Freeman having testified on direct examination as to his version of the conversation it was well within the rights of the appellee to propound questions relative to the entire conversation.
Proof by one party of a portion of a conversation entitles the opponent to prove all that was said at the same time on the same subject. Advertiser Co. v. Jones, 169 Ala. 196, 53 So. 759; Industrial Sav. Bank v. Mitchell, 25 Ala.App. 13, 40 So. 449.
The questions were permissible on other grounds also, but we refrain from a discussion in the interest of brevity.
Assignment 40 is without merit. A general motion to exclude an answer was made. A part of the answer was admissible.
Assignment 41 asserts as error the action of the trial court in permitting appellee Bobo to testify, over appellant's objection, that he had kept the automobile three weeks before he sold it to Elmer Johnson.
The appellee, to bring himself within the provisions of our recording statute, section 123, Title 47, had the burden of showing that the Craig car had been in Alabama for more than three months without any mortgage or other lien being filed in Lauderdale County. The evidence objected to tended to meet appellee's burden in this regard, and was admissible.
Assignment 42 is without merit as the record shows that the question objected to was never answered.
Assignment 43 asserts as error the action of the lower court in overruling appellant's
This testimony was in direct rebuttal to prior testimony by Augustine, and was properly admitted.
Assignment 44 relates to the action of the court in permitting Bobo to testify over appellant's objection, supported by general grounds only, as to how often he would see the car after he had sold it to Elmer Johnson.
Such evidence tended to establish how long the car had been in Lauderdale County, with the resulting effect of our recording statutes in determining the rights of a bona fide purchaser. The testimony was therefore properly admitted.
Assignment 45 relates to the action of the court in sustaining appellee's objection to a question propounded to the appellee on cross-examination as to whether Freeman had told him that he, Freeman, was an Alabama lawyer.
The question should have been allowed on cross-examination. However it related to an undisputed matter. Freeman had testified that he had not told Bobo he was an Alabama lawyer, and there was abundant evidence otherwise that he practiced in Tennessee and not in Alabama. Actually, since Freeman did represent to Bobo he was a lawyer, we cannot see that appellant was probably injured in his substantial rights by the exclusion of this testimony since his capacity as lawyer is the motivating factor in inducing reliance from one unlearned in law, and not the jurisdiction in which he may practice. Supreme Court Rule 45.

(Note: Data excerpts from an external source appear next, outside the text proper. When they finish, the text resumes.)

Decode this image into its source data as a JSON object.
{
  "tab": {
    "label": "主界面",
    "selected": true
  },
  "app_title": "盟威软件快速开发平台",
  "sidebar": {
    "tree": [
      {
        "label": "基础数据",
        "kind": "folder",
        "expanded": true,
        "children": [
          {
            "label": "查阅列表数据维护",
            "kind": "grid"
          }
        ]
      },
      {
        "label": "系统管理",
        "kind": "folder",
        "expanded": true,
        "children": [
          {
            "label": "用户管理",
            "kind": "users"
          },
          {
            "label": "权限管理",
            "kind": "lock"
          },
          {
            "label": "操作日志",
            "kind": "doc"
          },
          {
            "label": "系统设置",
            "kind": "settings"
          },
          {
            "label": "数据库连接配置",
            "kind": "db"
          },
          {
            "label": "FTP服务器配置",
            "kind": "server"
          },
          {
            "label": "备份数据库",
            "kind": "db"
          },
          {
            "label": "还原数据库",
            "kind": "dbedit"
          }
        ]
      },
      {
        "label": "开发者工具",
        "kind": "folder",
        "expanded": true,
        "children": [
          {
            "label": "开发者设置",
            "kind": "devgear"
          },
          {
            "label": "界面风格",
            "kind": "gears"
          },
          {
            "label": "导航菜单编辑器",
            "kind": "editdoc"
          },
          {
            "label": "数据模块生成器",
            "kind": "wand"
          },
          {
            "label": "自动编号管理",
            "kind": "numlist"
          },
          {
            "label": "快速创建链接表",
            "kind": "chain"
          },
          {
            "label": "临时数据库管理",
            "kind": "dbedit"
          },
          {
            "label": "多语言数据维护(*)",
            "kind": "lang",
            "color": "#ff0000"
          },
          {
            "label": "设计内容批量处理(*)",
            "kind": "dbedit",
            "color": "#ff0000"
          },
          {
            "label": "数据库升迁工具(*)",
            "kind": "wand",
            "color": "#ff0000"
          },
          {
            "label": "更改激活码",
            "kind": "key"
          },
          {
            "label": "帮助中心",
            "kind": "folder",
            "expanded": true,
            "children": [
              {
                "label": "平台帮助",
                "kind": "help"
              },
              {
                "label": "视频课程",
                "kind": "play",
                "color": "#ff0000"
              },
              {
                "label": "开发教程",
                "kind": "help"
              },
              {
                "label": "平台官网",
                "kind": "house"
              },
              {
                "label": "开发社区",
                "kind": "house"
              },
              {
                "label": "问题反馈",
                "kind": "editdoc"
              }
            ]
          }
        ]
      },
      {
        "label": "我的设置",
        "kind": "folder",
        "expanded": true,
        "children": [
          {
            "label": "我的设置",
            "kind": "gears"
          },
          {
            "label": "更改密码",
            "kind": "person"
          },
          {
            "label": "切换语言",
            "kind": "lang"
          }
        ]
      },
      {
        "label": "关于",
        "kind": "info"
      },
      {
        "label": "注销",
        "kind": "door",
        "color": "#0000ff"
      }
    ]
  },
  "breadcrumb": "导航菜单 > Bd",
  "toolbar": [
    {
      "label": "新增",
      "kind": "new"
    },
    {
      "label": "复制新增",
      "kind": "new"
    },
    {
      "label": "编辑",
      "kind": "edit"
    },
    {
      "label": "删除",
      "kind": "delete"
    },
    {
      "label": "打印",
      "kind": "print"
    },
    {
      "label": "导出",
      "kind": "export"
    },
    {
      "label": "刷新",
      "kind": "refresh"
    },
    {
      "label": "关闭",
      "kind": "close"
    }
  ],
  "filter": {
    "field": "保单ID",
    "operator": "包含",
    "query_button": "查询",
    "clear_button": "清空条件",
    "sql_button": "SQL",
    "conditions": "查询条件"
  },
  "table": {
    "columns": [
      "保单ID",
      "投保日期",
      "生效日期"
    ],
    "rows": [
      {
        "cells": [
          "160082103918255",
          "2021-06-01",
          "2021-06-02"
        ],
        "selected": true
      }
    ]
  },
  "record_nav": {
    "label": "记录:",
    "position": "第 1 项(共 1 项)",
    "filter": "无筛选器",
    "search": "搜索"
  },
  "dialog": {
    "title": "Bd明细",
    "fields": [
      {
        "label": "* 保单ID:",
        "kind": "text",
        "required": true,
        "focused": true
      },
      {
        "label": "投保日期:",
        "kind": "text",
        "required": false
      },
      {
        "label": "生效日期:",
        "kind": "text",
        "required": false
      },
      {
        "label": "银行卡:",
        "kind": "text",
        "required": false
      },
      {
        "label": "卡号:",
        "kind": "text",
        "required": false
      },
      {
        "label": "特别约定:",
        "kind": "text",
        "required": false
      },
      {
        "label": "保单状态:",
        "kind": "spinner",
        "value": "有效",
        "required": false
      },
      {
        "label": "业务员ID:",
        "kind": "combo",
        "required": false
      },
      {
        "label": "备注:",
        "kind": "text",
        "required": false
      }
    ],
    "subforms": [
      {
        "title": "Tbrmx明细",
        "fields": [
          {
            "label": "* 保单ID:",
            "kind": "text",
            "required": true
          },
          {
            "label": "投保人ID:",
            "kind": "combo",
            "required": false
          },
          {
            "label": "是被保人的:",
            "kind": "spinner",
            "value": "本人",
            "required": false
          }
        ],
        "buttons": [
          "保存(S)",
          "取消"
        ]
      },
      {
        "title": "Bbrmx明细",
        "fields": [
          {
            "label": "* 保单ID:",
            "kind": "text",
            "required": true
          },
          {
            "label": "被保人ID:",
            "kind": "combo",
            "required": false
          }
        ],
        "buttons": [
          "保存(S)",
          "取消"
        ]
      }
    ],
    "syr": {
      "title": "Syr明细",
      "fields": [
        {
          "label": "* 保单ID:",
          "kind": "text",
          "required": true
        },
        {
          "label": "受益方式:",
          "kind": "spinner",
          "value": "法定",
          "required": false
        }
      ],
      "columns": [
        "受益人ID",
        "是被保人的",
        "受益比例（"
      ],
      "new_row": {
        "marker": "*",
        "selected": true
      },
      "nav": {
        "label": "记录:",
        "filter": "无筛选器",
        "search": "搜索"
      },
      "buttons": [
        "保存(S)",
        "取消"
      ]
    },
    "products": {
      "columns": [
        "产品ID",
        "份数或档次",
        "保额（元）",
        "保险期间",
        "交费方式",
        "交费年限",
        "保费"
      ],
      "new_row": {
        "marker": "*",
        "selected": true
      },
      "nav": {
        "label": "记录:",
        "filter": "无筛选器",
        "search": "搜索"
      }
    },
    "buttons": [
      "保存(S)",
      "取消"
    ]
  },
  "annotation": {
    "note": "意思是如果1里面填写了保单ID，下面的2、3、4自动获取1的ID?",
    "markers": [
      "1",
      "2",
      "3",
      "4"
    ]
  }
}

Assignments 46 and 47 relate to the action of the court in permitting R. E. Tollison to testify, over appellant's objection, as to parts of the conversation between Freeman and the appellee which Tollison overheard.
Clearly this evidence was admissible, both in its aspect of corroborating Bobo, and in rebuttal to Freeman's testimony.
Assignments 48 and 49, respectively, assert error in the action of the court in entering judgment for the plaintiff appellee, and in denying appellant's motion for a new trial.
These assignments may well be considered together.
It is our conclusion that under the pleadings and evidence produced in support thereof the court was justified in entering judgment for the appellee, and in denying appellant's motion for a new trial.
While contradictions in the evidence were present, it was solely within the province of the lower court, sitting without a jury, to resolve these disputes. The appellee's evidence, if believed under the required rule, was in our opinion sufficient to support the judgment entered. The legal principles applicable to the determined facts have, in our opinion, been sufficiently indicated in the preceding discussions to obviate any further discussion at this stage.